Here is a short piece I recently wrote for the Boston Art Review, on Winnicott and squiggles:

The Squiggle Game

The psychoanalysis of children is an exercise in uncertainty, as there is no mind is as uncertain as a child’s. It is also, when practiced with some measure of self-awareness, an exercise in light comedy. To read the annals of child psychoanalysis is to experience the joy of witnessing some very serious people being slightly silly. Here is Erik Erikson – refugee from 1930’s Vienna, professor of psychology at Harvard, who gave himself the name “Erikson” to indicate he was the son of no one but himself – making a zoo out of building blocks for imagined lions. And here is D.M. Winnicott, perhaps the most profound analyst of the last century, playing the Squiggle Game.

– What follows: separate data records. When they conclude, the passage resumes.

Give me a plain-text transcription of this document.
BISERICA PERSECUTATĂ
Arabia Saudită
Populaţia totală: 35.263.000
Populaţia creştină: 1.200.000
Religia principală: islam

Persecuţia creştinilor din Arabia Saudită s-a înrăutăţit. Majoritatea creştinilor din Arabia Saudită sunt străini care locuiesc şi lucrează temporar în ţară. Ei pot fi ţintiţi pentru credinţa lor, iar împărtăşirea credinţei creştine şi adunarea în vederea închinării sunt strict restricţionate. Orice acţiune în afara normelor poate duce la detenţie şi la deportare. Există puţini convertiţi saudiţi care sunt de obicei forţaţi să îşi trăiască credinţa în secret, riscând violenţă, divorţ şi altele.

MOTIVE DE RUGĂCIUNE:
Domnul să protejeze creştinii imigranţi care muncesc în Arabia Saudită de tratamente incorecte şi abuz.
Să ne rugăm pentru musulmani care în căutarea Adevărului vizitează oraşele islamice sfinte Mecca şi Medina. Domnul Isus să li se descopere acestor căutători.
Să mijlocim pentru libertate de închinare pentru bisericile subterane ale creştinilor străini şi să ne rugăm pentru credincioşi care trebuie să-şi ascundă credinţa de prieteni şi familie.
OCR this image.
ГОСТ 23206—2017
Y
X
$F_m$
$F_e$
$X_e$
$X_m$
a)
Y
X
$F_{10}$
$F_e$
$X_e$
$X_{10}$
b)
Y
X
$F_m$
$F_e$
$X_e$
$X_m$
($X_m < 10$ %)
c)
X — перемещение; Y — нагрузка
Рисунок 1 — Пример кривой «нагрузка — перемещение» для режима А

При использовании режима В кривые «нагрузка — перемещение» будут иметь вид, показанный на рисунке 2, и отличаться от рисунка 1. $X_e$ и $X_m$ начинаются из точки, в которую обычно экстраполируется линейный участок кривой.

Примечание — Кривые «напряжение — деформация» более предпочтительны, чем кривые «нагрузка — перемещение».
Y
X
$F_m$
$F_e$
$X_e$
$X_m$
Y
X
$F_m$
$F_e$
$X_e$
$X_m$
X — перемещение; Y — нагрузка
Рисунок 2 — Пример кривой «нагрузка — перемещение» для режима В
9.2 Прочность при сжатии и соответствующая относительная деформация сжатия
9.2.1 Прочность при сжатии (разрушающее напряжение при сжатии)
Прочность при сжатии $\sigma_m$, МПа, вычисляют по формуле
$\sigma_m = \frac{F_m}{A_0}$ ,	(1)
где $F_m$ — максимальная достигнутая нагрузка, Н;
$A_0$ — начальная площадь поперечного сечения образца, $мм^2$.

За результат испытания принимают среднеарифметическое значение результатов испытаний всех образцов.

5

In the Squiggle Game, the analyst blindly draws a “squiggle” on the page, and then the child completes the drawing into something that the child recognizes. Winnicott draws a “squiggle of the closed variety,” and Iiro, a Finnish boy in an orthopedic hospital, decides that it is a duck’s foot, and draws the leg and the webbing. (“It was clear immediately that he wished to communicate on the subject of his disability”). Then the child draws a squiggle, and the analyst completes it. And back and forth like that. A car, a bow-tie, a teapot, a goose, a mountain, the sea. Children rarely want to take the drawings home. While drawing, they talk. Winnicott asks Iiro if he is happy, and Iiro answers: “One knows if one is sad.”